15 September 2017

GORDON BALDWIN IN STOKE-ON-TRENT

Gordon Baldwin

Gordon Forsyth, who I wrote about yesterday, was well-known to Dora Billington, who taught at the Central School of Arts and Crafts for thirty-five years and who is also famous for her sympathies with factory pottery; but she had an ambivalent attitude towards her home town of Stoke-on-Trent and I don't believe she ever worked there after leaving Hanley art school in 1912. Nevertheless, after the second world war she made a term in The Potteries a compulsory part of the course at the Central.

The history of studio potters offering their talents to industry is not happy. Michael Cardew, who we think of as one of the most anti-industry potters, was inspired by a temporary interest in Marxism to work in one of the Stoke-on-Trent potteries, but they considered his work too “Art and Crafty”. Lucie Rie had a better relationship with Wedgwood, but her prototypes were not put into production. David Queensberry started on the Central course in the early 'fifties but found that no-one there knew anything about designing for industry and transferred to Robert Baker's course at the RCA.

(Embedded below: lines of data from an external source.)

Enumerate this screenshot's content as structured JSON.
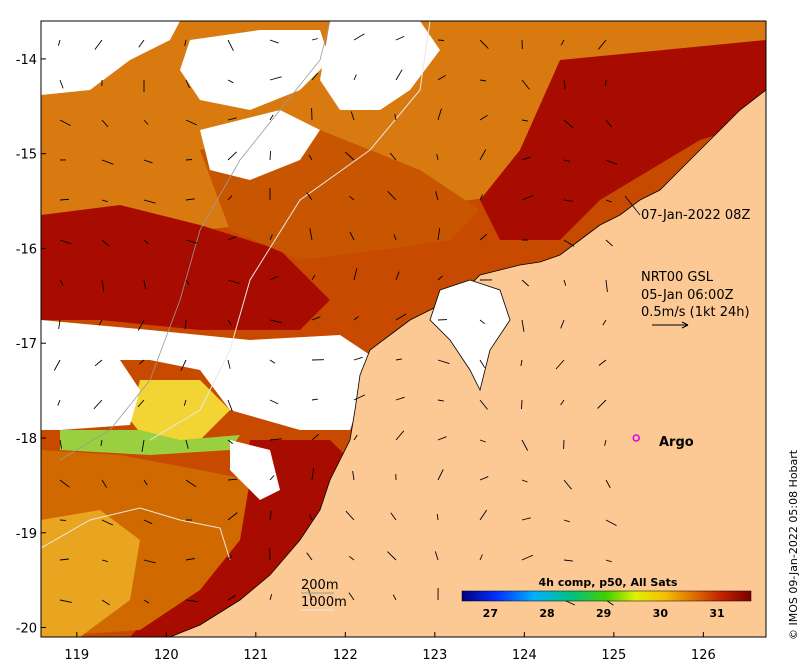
{
  "map": {
    "lon_range": [
      118.6,
      126.7
    ],
    "lat_range": [
      -20.1,
      -13.6
    ],
    "x_ticks": [
      119,
      120,
      121,
      122,
      123,
      124,
      125,
      126
    ],
    "y_ticks": [
      -14,
      -15,
      -16,
      -17,
      -18,
      -19,
      -20
    ],
    "x_tick_labels": [
      "119",
      "120",
      "121",
      "122",
      "123",
      "124",
      "125",
      "126"
    ],
    "y_tick_labels": [
      "-14",
      "-15",
      "-16",
      "-17",
      "-18",
      "-19",
      "-20"
    ],
    "land_color": "#fcc994",
    "cloud_color": "#ffffff",
    "sst_colors": {
      "warm": "#a80c00",
      "mid": "#d36b00",
      "cool": "#e8a21a",
      "cooler": "#f2d534"
    }
  },
  "annotations": {
    "composite_time": "07-Jan-2022 08Z",
    "current_source": "NRT00 GSL",
    "current_time": "05-Jan 06:00Z",
    "current_scale": "0.5m/s (1kt 24h)",
    "argo_label": "Argo",
    "depth_200": "200m",
    "depth_1000": "1000m",
    "credit": "© IMOS 09-Jan-2022 05:08 Hobart"
  },
  "argo": {
    "lon": 125.25,
    "lat": -18.0,
    "color": "#e000e0"
  },
  "colorbar": {
    "title": "4h comp, p50, All Sats",
    "min": 26.5,
    "max": 31.6,
    "ticks": [
      27,
      28,
      29,
      30,
      31
    ],
    "tick_labels": [
      "27",
      "28",
      "29",
      "30",
      "31"
    ]
  }
}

Gordon Baldwin told me about his experience as one of Billington’s students. “We all had a sort of down on what had gone on in Stoke-on-Trent,” he said. “We were breaking free of Leach, we were breaking free of Stoke-on-Trent, doing all manner of things.” But he enjoyed his term at Burslem art school, visiting potteries, finding out about industrial techniques, sitting in in with paintresses, learning rosebud painting and how to put on transfers, all of which he used in a different way.